Update, This issues causes the XCoordination code to enter an infinite loop (which explains the behavior I have been seeing). The loop occurs in the StartReceive() method on line 141 in TCPServer.cs. Basically, the call to messageReceived.MessageReceived(msg, remoteAddress, commService) attempts to add the causality (which causes the argument exception) which is caught in the MessageTransmitter.cs file. So, the messageReceived.MessageReceived() method keeps getting called over and over again within the loop. I am going to try to handle the argument exception to see if this gets around the issue.

Feb 24, 2011 at 2:06 PM

Yep... that was the issue. I added a try catch block (catching ArgumentException) around the calls to Dispatcher.AddCausality() and Dispatcher.RemoveCausality() to ensure that if a failure occurs because the causality has already been added or removed that the code continues on as normal. Will you please look into this to make sure this issue is not occurring anywhere else and that my changes are acceptable in your workflow for processing workers? Thanks!

Coordinator
Feb 24, 2011 at 4:29 PM

Hi husterk,

Thanks for pointing this out. I fear the issue is more complicated though, as I have seen the error occurring with Dispatcher.AddCausality before. It seems to be related to a bug in the CCR, which has been around for some time now but unfortunately still hasn't been fixed (see here: http://social.msdn.microsoft.com/Forums/eu/roboticsccr/thread/386e224d-954b-4e06-a4d0-3e1b5337ceaf).

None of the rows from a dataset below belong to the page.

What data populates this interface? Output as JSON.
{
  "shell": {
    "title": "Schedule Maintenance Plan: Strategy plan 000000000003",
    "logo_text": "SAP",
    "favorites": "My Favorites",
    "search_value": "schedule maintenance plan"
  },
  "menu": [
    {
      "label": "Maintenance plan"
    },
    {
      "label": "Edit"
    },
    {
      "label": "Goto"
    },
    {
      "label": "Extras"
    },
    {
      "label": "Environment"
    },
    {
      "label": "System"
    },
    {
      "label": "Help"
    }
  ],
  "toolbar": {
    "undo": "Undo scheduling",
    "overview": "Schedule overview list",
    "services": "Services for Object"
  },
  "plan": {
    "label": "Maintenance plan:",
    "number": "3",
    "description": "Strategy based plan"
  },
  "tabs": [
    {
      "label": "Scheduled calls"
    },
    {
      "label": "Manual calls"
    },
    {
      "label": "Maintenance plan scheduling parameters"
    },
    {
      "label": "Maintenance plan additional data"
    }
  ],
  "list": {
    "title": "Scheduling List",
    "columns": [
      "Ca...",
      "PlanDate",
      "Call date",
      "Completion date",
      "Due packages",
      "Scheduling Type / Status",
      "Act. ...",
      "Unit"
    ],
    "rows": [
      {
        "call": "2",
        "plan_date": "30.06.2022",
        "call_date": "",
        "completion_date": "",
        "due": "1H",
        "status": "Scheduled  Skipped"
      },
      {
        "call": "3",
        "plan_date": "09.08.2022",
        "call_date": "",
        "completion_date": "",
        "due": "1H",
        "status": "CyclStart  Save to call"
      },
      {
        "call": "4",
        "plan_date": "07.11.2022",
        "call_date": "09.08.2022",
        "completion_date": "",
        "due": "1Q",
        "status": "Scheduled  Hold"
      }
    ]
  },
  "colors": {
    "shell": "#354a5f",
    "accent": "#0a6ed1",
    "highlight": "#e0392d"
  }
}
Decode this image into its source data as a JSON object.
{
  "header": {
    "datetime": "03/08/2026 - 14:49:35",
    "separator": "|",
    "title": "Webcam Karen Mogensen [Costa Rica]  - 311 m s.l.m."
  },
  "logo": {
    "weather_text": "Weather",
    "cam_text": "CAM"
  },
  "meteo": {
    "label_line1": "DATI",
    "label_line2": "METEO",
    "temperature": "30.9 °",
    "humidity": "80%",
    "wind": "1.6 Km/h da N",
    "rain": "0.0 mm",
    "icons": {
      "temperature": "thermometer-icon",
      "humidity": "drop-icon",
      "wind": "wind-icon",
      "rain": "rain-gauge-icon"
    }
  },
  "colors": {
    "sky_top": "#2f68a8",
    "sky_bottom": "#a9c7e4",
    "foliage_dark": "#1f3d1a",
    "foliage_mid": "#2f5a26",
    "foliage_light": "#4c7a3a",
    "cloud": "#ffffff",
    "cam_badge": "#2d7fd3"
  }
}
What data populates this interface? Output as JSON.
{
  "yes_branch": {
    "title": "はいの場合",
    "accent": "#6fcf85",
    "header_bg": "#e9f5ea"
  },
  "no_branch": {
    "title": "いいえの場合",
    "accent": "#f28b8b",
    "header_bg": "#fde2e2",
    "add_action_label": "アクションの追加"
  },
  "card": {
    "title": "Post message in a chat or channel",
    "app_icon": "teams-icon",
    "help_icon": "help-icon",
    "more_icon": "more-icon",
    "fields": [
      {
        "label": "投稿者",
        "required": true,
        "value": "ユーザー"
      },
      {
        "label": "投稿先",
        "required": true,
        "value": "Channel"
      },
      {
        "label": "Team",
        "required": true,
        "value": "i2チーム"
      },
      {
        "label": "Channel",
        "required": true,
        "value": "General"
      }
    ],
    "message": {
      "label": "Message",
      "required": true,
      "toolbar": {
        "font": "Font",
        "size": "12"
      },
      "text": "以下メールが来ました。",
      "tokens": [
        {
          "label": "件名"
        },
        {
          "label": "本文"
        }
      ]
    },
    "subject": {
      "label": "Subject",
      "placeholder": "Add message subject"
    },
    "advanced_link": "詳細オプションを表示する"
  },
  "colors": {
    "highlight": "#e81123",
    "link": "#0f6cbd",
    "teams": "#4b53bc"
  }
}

Though I don't know how it can happen at the place where you encountered it (at this position the Dispatcher always should have been cleared of any causalities) - but there sure is a possibility. I'll see if I can somehow prevent this error from happening there.

Coordinator
Feb 24, 2011 at 5:20 PM

I made a small change in the CausalityContextExtensions class (similar to yours), which should prevent the CCR bug from happening, but still allow causalities to work correctly. Please let me know if it helps.

Feb 24, 2011 at 5:42 PM

Thanks Thomass! I will take a look at your changes and let you know how it goes. It sounds like Causalities overly complex animals. I found some other discussions that mention requiring the user to remove the causality from the same thread that it was created on. I didn't realize this when I first started working with them but I guess it makes sense. I have also noticed that the PostWithCausality() and SendWithCausality() methods will sometimes just hang (e.g. fail to return) when called repeatedly. My guess is that this is related to the link you provided.